Todo el día y cada noche, las flores permanecen felices. Siempre alegres, no les importa que las queme el sol, ni que las ahogue la lluvia, ni que las tinieblas las
cieguen.
Cada día cruzo el maldito jardín y escucho sus burlonas risas, todo lleno de color, tan lleno de vida.
¿Por qué las flores no lloran? ¿Por qué las nubes no se desasen? Es tan incómodo.
Atravieso rápido el floral para adentrarme en mi vacía habitación, sin luz, sin olor, sin dolor.
Siempre observo desde mi ventana el colorido y la alegría. Al caer la lluvia, los truenos me exaltan, pero ellas no parecen inmutarse, solo el viento a veces suele desmembrar en pétalos a esas burlonas egoístas.
Como me gustaría que las flores sangraran, o que lloraran tan siquiera.
Un día tuve una idea robada del viento, tomé todas las flores abiertas y hermosas del jardín, las llevé al interior de mi habitación, y las despedacé con mis manos; reía como demente mientras estrujaba esos colores entre mis dedos. Pronto toda la casa quedó repleta de esos felices cadáveres mutilados. Al fin ya no las escuchaba reír, al fin había silencio.
Cada día, todas las mañanas, miraba por mi ventana ansioso de que otra flor naciera, deseaba de manera obsesiva seguir estrujando flores.
Mi tranquilidad era más y más completa conforme más cadáveres coloridos
descansaban en mi piso. Su color opacándose por la falta de vida, su silencio, era gratificante.

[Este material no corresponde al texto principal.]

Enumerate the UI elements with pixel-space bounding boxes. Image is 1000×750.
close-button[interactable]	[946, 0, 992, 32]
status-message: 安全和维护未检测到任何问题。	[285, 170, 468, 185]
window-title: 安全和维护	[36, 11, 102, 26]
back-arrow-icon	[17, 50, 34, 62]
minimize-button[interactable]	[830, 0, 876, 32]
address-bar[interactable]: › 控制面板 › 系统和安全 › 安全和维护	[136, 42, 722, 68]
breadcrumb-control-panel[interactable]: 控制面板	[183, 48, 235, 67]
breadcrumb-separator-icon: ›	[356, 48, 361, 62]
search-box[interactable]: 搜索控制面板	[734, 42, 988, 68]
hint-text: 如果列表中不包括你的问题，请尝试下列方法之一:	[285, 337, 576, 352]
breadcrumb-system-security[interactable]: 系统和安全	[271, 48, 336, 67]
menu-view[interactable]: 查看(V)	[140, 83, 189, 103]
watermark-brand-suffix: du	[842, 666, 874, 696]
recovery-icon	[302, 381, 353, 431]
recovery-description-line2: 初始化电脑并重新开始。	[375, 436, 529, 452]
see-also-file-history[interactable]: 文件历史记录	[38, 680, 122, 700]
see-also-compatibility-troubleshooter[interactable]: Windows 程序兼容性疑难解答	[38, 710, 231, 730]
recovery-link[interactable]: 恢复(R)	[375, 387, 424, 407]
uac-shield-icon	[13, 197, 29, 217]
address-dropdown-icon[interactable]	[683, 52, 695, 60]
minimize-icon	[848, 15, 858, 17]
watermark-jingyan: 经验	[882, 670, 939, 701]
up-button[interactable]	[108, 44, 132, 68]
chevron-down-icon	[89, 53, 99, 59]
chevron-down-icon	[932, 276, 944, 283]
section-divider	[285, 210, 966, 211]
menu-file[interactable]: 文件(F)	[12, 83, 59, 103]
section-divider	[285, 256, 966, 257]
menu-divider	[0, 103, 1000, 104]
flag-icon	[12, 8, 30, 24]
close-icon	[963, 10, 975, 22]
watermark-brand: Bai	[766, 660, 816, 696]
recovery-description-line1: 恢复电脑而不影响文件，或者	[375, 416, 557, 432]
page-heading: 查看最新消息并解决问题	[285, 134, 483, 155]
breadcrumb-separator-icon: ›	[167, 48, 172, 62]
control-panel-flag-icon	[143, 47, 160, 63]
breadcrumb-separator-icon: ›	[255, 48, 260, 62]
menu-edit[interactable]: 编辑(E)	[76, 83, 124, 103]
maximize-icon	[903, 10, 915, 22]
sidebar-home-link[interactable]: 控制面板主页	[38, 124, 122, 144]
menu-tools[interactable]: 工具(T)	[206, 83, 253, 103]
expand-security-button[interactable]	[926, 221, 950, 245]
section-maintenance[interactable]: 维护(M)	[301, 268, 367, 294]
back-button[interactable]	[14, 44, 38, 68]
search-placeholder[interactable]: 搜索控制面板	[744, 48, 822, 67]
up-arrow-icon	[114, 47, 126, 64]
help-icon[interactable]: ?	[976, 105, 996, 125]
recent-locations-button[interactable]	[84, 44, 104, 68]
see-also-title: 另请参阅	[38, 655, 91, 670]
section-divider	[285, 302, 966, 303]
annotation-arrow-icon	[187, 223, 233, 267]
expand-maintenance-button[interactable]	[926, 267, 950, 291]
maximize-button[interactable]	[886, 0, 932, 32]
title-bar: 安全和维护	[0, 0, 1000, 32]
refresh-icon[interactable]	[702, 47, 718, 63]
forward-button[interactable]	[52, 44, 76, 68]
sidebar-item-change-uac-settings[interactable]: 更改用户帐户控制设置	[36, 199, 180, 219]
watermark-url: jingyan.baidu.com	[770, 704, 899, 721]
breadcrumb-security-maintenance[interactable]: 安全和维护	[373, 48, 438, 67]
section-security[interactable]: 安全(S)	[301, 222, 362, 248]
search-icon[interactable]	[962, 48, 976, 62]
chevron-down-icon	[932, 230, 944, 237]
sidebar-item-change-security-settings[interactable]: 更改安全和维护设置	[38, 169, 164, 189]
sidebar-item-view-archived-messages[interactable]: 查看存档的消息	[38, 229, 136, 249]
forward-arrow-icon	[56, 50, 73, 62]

Cada día y cada noche me sentía mejor, no me importaba la alfombra desecha de pétalos muertos que cubría cada rincón de mi habitación; casi puedo decir que era feliz, sin embargo ya había muchas flores muertas a mí alrededor. No podía dejarlas crecer en el jardín pero tampoco era coherente seguir bañándome en ellas.
Irónico fue que terminé llenando el suelo del propio jardín con sus propios frutos, pronto ese jardín copió la esencia de mi tranquila habitación, pero era distinto. Poco tiempo después, no sé si fue mi idea o realmente las flores nacientes empezaron a brotar en mayor cantidad, apareciendo sin descanso.
De día, de noche, siempre salían flores del maldito jardín, era tan cansado
matarlas a todas, se me entumían las manos de tanto estrujar, y se me manchaban con el sucio color de sus cuerpos. Pero aún así no podía dejarlas reír de nuevo.
Recuerdo la vez que, agotado de tanto despedazar flores, regresé a mi tranquila habitación, mi acogedor y alegre hogar. Los pétalos muertos ya eran casi polvo, y en verdad había mucho polvo, entonces, flotando como mariposa, una roja flor ingresó libremente por la ventana, y cayó en el abrumador polvo, en la muestra arruinada que solían ser sus hermanas.
Una más que matar me dije, pero casi de inmediato me di cuenta de que ese pequeño retoño manchaba la superficie repleta de polvo, era como si estuviera llorando, como si estuviera sangrando.
Ese fue el momento, no sé si resultó ser coincidencia o fue una revelación. Quizás al pasar tanto tiempo entre ellas, la persona que más odiaba las flores, se convirtió en el ser que más las conocía; sin quererlo vivió siempre entre ellas, y al final, terminó comprendiéndolas.
Las flores no sangraban, porque las flores son la sangre viva de la tierra, son los estigmas evidentes de un llanto constante. Cada raíz de cada planta es una vena abierta y bombeante.
Porque la tierra necesita sangrar para soportar el dolor que le causa la existencia humana, porque la sangre es la muestra de la vida y la existencia.